POL-ANK: Internetkriminalität - Versuchter Betrug

Wolgast (ots) - Beamte des Kriminaldauerdienstes der Polizeiinspektion Anklam und der Gemeinsamen Diensteinheit (GDE - Bekämpfung Grenzkriminalität) nahmen am Sonntagnachmittag in Wolgast drei Männer im Alter von 21, 21 und 23 Jahren vorläufig fest. Die Männer, zurzeit in Italien mit Aufenthaltstitel gemeldet und gebürtig in Ghana bzw. Brasilien, wer-den beschuldigt, im großen Stil einen Betrug versucht und Daten ausgespäht zu haben.
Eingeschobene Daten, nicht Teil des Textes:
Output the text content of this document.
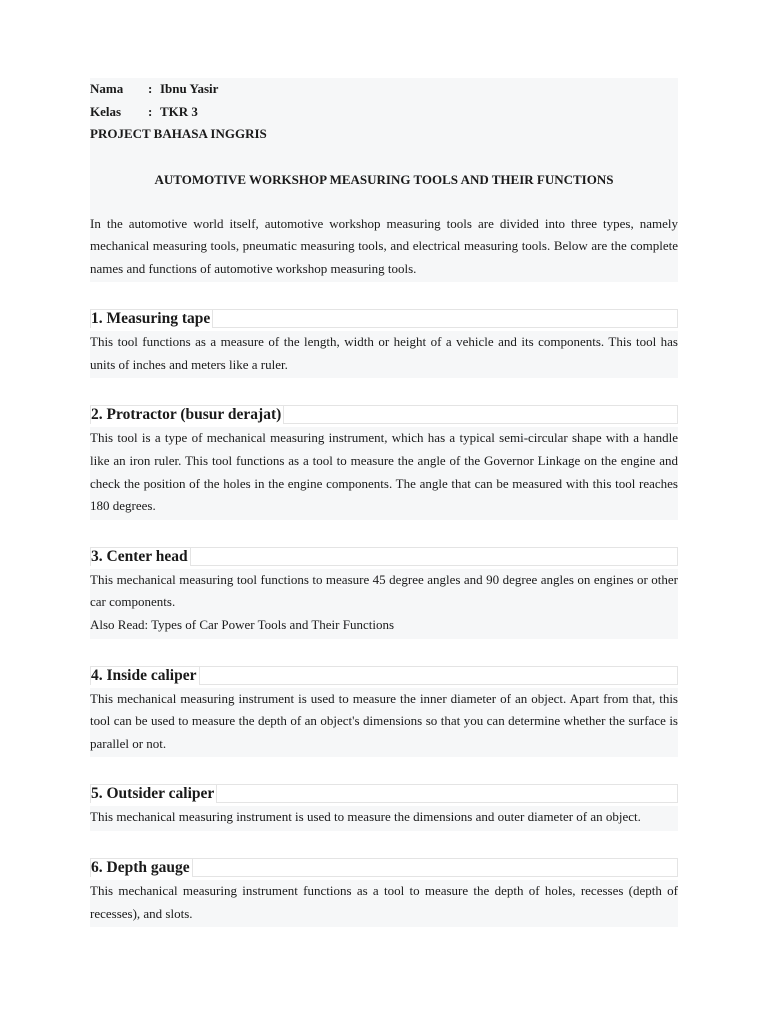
Nama : Ibnu Yasir
Kelas : TKR 3
PROJECT BAHASA INGGRIS
AUTOMOTIVE WORKSHOP MEASURING TOOLS AND THEIR FUNCTIONS
In the automotive world itself, automotive workshop measuring tools are divided into three types, namely mechanical measuring tools, pneumatic measuring tools, and electrical measuring tools. Below are the complete names and functions of automotive workshop measuring tools.
1. Measuring tape

This tool functions as a measure of the length, width or height of a vehicle and its components. This tool has units of inches and meters like a ruler.

2. Protractor (busur derajat)

This tool is a type of mechanical measuring instrument, which has a typical semi-circular shape with a handle like an iron ruler. This tool functions as a tool to measure the angle of the Governor Linkage on the engine and check the position of the holes in the engine components. The angle that can be measured with this tool reaches 180 degrees.

3. Center head

This mechanical measuring tool functions to measure 45 degree angles and 90 degree angles on engines or other car components.

Also Read: Types of Car Power Tools and Their Functions

4. Inside caliper

This mechanical measuring instrument is used to measure the inner diameter of an object. Apart from that, this tool can be used to measure the depth of an object's dimensions so that you can determine whether the surface is parallel or not.

5. Outsider caliper

This mechanical measuring instrument is used to measure the dimensions and outer diameter of an object.

6. Depth gauge

This mechanical measuring instrument functions as a tool to measure the depth of holes, recesses (depth of recesses), and slots.
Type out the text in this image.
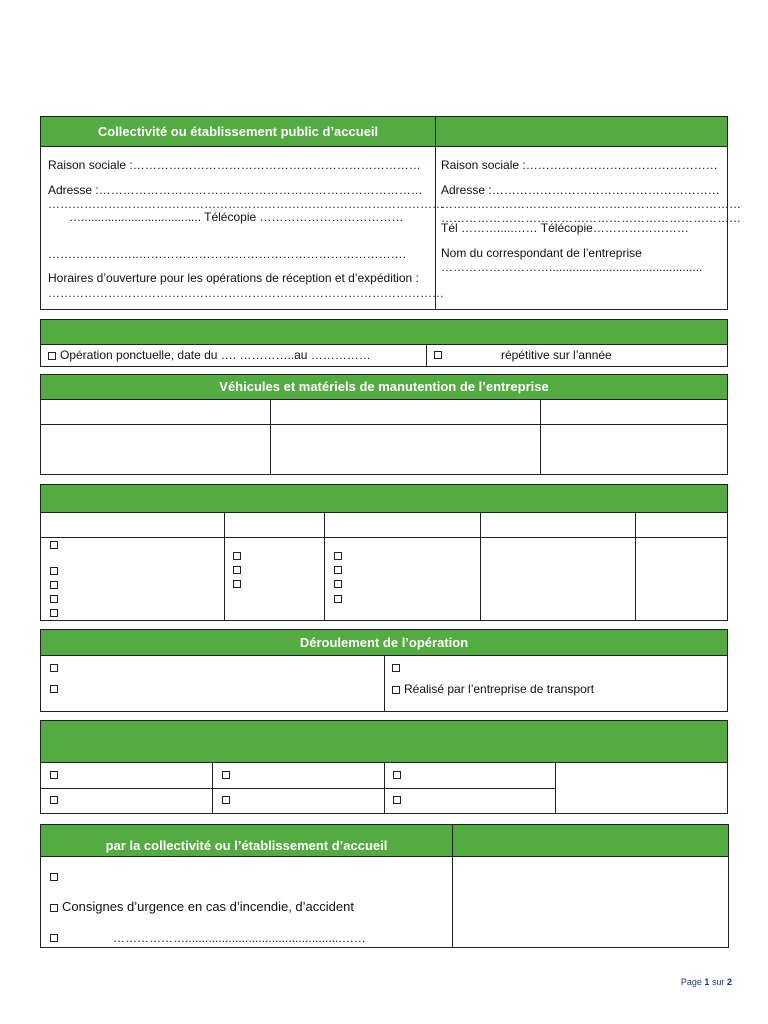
Collectivité ou établissement public d’accueil
Raison sociale :………………………………………………………………
Adresse :………………………………………………………………………
………………………………………………………………………………………
….................................... Télécopie ………………………………
…………………..………………………………………………………….
Horaires d’ouverture pour les opérations de réception et d’expédition :
………………………………………………………………………………………
Raison sociale :…………………………………………
Adresse :…………………………………………………
…………………………………………………………………
…………………………………………………………………
Tél ……….....…… Télécopie……………………
Nom du correspondant de l’entreprise
………………………..............................................
Opération ponctuelle, date du …. …………..au ……………	répétitive sur l’année
Véhicules et matériels de manutention de l’entreprise
Déroulement de l’opération
Réalisé par l’entreprise de transport
par la collectivité ou l’établissement d’accueil
Consignes d’urgence en cas d’incendie, d’accident
………………...............................................……
Page 1 sur 2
Der bislang bekannte nicht eingetretene Schaden hätte sich wegen 36 neuwertiger Handys auf 6.000 Euro belaufen. Weitere vier Pakete lagen noch für den Versand bereit. Alles begann in einem sozialen Netzwerk, als eine in Wolgast wohnhafte 56-jährige Frau im Januar 2014 plötzlich von einem "Amerikaner" gebeten wurde, über ihren Namen und Anschrift Waren liefern zu lassen. Die "bezahlten Waren", so die Vorgabe, würden abgeholt und armen Menschen in Amsterdam zugute kommen. Die Geschädigte ließ sich darauf nicht ein, dennoch bekam sie am Samstag drei Pakete eines Katalogversandes zugestellt. Zugleich ereilte sie die Nachricht, dass nunmehr die Sendungen am Sonntagnachmittag abgeholt werden. Die sofort informierte Polizei bezog in der Fischerstraße Stellung und nahm die Männer, die keinen Widerstand leisteten, vorläufig fest. Die Beschuldigten äußerten sich kaum bzw. gar nicht zu den Tatvorwürfen. Die Ermittlungen dauern an. In diesem Zusammenhang weißt die Polizei darauf hin, dass Internetbetrüger über ausgespähte Daten immer wieder versuchen, Internutnutzer für ihre Zwecke zu missbrauchen. Nichtsahnend geraten so auch die Opfer zu allererst u. a. wegen des Betrugverdachts in den Blickpunkt der kriminalpolizeilichen Ermittlungen. Ganz zu schweigen vom Ärger, der sich mit dem Versandhandel wegen offener Rechnungen ergibt. Grundsätzlich empfiehlt sich daher, die Annahme von nicht bestellten Waren abzulehnen.